Nesta quinta-feira (10), a Câmara Municipal vai realizar, às 19h, audiência pública para discutir assunto, com a participação da comunidade do bairro. A audiência pública foi proposta pela vereadora Kátia Carvalho (DEM) depois de procurada em seu gabinete por lideranças, comerciantes e moradores da região que estão preocupados com o impacto da instalação do equipamento na comunidade.
O objetivo da audiência é colher mais informações sobre o projeto e discutir com a comunidade como se dará o processo de construção, manutenção e a segurança do presídio.
Os vereadores Kátia Carvalho e Sérgio Andrade (PP) são os que mais têm se envolvido no assunto.

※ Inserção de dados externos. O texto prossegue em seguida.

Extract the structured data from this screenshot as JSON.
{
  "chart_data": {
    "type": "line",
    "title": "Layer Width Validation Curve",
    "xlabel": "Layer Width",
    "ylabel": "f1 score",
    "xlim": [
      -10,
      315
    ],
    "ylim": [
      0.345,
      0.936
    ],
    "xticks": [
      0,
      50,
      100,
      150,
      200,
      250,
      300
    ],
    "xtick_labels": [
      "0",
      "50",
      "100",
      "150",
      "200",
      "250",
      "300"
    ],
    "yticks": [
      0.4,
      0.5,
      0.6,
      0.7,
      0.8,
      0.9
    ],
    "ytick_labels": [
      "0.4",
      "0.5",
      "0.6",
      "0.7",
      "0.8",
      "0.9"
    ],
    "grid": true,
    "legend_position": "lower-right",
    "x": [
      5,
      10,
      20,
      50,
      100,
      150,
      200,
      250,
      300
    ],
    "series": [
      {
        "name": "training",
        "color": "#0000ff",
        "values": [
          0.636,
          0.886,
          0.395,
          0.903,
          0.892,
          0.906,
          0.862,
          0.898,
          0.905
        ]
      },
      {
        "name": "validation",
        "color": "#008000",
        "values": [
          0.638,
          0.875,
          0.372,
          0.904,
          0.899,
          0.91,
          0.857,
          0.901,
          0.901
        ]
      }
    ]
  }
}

Eles alegam que a obra não tem nenhum tipo de licenciamento urbano e a decisão da secretária Ana Michele Cabral de determinar a interdição foi acertada.
Além disso, a obra está causando revolta aos moradores daquela comunidade, que alegam que a presença de mulheres presas vai aumentar a violência ainda mais na região.
Um abaixo-assinado com cerca de quatro mil assinaturas também será entregue ao governador Iberê Ferreira de Souza pelos moradores, através do presidente do Conselho Comunitário do Parque Industrial, Isaac Marques.